Judging the book and its cover
Product evaluation has two layers
My opinions on mutual funds or other products are sometimes challenged
based on either a product's structure or perhaps the skills of the
money manager behind the product. The saying, "don't judge a book by
its cover" comes to mind. It doesn't exactly apply to financial
products but it's related. Evaluating a product's investment merit
requires a separate but integrated analysis of the underlying core
investment (and manager) and the structure or "cover" within which a
manager's skills are packaged.
The book
I equate the book to the contents or - in the context of financial
products - the skill of the portfolio manager at the core of the
product. This is evaluated using numerous quantitative and
qualitative factors - with my emphasis tilting toward the
latter. Quantitative comparisons, while seemingly simple, should be
done very carefully. Many public data sources don't list a suitable
benchmark for a particular product. (See my previous article on
Benchmarking Problems
for more on this topic.) Further, some products have no suitable
benchmarks against which to compare performance to gain historical
insight.
Also, no product's historical performance - in and of itself - is
likely to offer stand-alone proof of manager skill. The reason lies is
basic statistical concepts pertaining to return distributions and the
range of returns due purely to random chance. In short, there is no
money manager I know of whose length of track record and amount of
outperformance (over a suitable benchmark) offers such statistical
proof. This is the reason that serious fund-picking efforts must blend
in a healthy dose of qualitative factors.

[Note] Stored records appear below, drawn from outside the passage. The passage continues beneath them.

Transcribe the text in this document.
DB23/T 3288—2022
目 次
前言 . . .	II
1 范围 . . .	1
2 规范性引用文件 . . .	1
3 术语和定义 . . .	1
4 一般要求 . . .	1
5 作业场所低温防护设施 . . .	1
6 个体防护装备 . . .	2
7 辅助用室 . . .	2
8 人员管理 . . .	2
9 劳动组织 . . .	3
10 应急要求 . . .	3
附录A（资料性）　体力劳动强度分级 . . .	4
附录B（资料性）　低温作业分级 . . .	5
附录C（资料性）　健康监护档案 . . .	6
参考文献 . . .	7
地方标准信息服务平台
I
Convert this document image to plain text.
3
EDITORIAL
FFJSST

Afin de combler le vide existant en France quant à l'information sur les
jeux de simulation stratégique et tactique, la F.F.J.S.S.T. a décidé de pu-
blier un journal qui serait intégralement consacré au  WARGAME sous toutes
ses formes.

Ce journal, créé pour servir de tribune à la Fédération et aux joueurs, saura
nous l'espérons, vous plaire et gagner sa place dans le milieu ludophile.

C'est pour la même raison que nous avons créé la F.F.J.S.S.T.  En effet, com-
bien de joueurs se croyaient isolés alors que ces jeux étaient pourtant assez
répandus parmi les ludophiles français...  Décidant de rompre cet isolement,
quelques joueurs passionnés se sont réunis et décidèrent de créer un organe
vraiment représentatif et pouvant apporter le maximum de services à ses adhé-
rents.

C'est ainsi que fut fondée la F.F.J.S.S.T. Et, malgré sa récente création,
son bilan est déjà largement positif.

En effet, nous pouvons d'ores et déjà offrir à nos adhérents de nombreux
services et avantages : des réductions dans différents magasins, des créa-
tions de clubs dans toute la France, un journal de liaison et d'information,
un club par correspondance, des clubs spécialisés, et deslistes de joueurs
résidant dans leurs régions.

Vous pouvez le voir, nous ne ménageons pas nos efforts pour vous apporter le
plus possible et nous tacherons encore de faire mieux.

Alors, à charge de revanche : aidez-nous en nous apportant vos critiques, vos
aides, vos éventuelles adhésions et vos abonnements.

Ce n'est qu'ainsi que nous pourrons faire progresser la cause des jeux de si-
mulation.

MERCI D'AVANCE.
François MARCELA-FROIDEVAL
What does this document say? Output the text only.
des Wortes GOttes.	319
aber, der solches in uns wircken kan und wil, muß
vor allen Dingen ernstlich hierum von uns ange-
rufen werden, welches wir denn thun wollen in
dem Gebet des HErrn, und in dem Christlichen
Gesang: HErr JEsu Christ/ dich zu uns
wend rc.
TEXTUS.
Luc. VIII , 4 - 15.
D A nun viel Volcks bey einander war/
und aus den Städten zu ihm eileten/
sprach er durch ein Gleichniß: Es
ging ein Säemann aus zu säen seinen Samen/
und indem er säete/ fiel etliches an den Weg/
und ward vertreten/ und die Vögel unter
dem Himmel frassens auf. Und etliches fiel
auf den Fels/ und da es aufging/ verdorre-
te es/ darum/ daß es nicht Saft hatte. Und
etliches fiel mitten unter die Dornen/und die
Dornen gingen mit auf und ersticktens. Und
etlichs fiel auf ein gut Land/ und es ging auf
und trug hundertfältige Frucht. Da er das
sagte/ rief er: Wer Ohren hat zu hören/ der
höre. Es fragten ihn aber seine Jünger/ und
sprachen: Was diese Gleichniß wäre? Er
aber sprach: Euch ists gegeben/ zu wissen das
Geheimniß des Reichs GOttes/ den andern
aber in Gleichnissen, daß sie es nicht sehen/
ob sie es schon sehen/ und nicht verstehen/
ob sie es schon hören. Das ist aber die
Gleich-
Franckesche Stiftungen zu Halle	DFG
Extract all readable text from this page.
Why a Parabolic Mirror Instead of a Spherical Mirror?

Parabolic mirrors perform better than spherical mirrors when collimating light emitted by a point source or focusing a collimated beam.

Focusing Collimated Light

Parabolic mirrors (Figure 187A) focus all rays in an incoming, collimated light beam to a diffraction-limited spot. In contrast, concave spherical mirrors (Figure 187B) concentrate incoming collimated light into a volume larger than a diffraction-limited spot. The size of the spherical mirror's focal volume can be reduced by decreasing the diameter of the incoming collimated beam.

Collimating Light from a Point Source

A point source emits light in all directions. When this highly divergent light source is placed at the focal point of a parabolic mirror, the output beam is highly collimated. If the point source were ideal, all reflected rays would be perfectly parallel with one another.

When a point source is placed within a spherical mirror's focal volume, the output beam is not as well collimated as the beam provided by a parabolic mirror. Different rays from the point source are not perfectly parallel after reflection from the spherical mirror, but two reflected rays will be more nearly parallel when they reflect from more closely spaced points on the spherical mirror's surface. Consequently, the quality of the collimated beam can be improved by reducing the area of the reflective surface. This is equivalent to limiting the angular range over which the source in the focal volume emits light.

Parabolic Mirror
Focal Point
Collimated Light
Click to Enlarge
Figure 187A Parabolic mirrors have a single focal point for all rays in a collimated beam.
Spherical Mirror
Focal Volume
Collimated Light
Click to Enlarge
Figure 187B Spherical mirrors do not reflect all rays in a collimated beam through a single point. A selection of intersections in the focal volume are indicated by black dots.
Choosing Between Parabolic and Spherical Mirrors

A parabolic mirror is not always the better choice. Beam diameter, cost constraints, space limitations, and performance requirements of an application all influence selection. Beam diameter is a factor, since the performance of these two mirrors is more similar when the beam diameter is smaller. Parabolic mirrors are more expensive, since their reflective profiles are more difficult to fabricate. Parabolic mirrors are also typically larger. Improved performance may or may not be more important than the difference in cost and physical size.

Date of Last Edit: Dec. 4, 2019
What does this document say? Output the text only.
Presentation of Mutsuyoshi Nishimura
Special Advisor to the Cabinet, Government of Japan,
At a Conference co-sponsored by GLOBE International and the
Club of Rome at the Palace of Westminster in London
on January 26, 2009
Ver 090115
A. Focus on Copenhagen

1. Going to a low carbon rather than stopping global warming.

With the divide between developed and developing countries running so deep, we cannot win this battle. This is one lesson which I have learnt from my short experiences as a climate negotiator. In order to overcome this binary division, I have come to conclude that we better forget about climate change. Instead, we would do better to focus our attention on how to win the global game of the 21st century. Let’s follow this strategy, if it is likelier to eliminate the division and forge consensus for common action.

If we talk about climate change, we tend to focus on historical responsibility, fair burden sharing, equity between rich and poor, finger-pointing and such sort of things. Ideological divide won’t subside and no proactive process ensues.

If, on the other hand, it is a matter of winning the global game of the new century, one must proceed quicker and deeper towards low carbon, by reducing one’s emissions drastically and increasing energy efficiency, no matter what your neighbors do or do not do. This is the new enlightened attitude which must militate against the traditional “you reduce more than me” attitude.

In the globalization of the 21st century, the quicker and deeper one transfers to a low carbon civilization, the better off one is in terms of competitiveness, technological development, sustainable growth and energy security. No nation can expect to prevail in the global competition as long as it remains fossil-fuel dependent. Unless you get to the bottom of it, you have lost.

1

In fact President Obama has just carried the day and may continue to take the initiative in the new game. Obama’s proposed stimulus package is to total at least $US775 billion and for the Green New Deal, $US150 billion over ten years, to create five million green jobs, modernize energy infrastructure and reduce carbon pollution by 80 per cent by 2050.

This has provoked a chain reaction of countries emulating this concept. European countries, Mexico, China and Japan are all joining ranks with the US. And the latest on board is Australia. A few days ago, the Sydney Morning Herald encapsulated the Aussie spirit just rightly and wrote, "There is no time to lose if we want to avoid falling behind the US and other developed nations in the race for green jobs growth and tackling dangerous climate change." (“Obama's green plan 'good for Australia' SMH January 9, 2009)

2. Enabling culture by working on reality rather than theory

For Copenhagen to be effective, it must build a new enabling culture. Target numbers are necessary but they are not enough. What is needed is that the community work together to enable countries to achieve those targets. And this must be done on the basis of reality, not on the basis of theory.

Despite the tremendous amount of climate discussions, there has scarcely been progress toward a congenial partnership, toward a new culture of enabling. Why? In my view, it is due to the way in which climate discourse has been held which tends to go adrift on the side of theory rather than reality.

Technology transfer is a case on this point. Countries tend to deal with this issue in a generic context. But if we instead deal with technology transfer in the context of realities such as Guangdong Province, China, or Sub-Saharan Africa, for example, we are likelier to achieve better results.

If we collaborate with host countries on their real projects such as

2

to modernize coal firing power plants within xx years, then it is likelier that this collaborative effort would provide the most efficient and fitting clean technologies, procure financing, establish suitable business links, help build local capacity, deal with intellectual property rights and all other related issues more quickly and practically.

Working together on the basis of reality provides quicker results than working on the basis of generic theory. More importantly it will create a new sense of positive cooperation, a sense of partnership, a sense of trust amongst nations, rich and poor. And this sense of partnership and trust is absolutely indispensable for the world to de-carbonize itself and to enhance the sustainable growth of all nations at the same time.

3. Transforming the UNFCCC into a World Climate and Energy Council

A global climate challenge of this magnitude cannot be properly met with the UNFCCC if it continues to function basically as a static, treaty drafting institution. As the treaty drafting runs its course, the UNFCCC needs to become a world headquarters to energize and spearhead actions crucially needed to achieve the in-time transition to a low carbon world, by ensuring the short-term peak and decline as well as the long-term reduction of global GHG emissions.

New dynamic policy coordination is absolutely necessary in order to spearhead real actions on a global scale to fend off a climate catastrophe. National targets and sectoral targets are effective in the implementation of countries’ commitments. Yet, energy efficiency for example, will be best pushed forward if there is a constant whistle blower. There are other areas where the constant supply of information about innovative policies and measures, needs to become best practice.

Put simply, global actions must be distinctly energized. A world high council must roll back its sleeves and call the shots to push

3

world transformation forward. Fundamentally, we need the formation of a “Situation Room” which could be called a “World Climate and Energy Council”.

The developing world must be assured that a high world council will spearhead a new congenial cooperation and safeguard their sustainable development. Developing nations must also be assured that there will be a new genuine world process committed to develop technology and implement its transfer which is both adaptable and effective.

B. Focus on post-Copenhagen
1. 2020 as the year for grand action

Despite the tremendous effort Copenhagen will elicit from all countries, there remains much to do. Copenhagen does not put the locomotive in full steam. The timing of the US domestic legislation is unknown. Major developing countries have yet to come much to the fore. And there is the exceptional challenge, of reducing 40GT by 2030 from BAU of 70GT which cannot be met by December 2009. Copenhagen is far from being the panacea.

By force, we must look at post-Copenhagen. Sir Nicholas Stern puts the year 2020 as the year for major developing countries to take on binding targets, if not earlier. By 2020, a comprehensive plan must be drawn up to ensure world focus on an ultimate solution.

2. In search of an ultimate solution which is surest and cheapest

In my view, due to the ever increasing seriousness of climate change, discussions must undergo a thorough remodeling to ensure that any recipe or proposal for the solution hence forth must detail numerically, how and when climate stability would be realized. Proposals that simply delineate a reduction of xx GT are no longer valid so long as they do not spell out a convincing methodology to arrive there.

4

Qualitative analysis involves a detailed list of questions on the
investment process and an evaluation of its potential to live up to
the sales pitch going forward. Much easier said than done - a big
understatement - but that summarizes the approach. If a sufficient
level of qualitative analysis is not done (properly), you're better
off indexing, which many academics feel is the better route no matter
what type of analysis is done.
All of this notwithstanding, let's say you decide that a particular
manager stands apart from the rest. You're job is only half done.
The cover
While it is a key requirement, a good manager does not single-handedly
make a good investment product. The structure within which a manager's
skills are packaged is the other half of this equation. Most notable
of structural issues is 'cost'. What's a good manager worth? What's
the best manager worth? Let me be more direct.
Would you pay 10 percent per year for Warren Buffett? Would you pay 5
percent annually? It's easy to look in the rear view mirror and state
what he was worth in the past. But the answer today has to be based on
a forward-looking assessment. It's not easy and the right answer can
only be confirmed in hindsight. However, we know that both implicit
and explicit fees do have a certain, mathematical impact on future
performance - no matter what the product. While costs are just one
structural component, they are more important than most advisors (and
the industry) admit.
Other structural issues could have legal, tax, and other
implications. For instance, a segregated fund allows the policyholder
to designate a beneficiary on a non-registered policy. This has some
value that may go beyond pure financials, within reason. Another
example is a corporate class mutual fund, which provides a
tax-efficient way of rebalancing and usually reduces distributions
from year to year.
Structural features often have implications that are very specific to
an individual client. The costs embedded in the structure (and the
excess cost over that of another similar alternative) must be compared
against the benefits provided. In a more objective context, the core
investment product ("the book") can be evaluated on its own.
At the end of the day, both quantitative and qualitative factors
should be applied to both the core investment and the structure
wrapped around it, in order to make a fair and complete
assessment. Simply doing half the job doesn't bode well for the
quality of your counsel to your clients.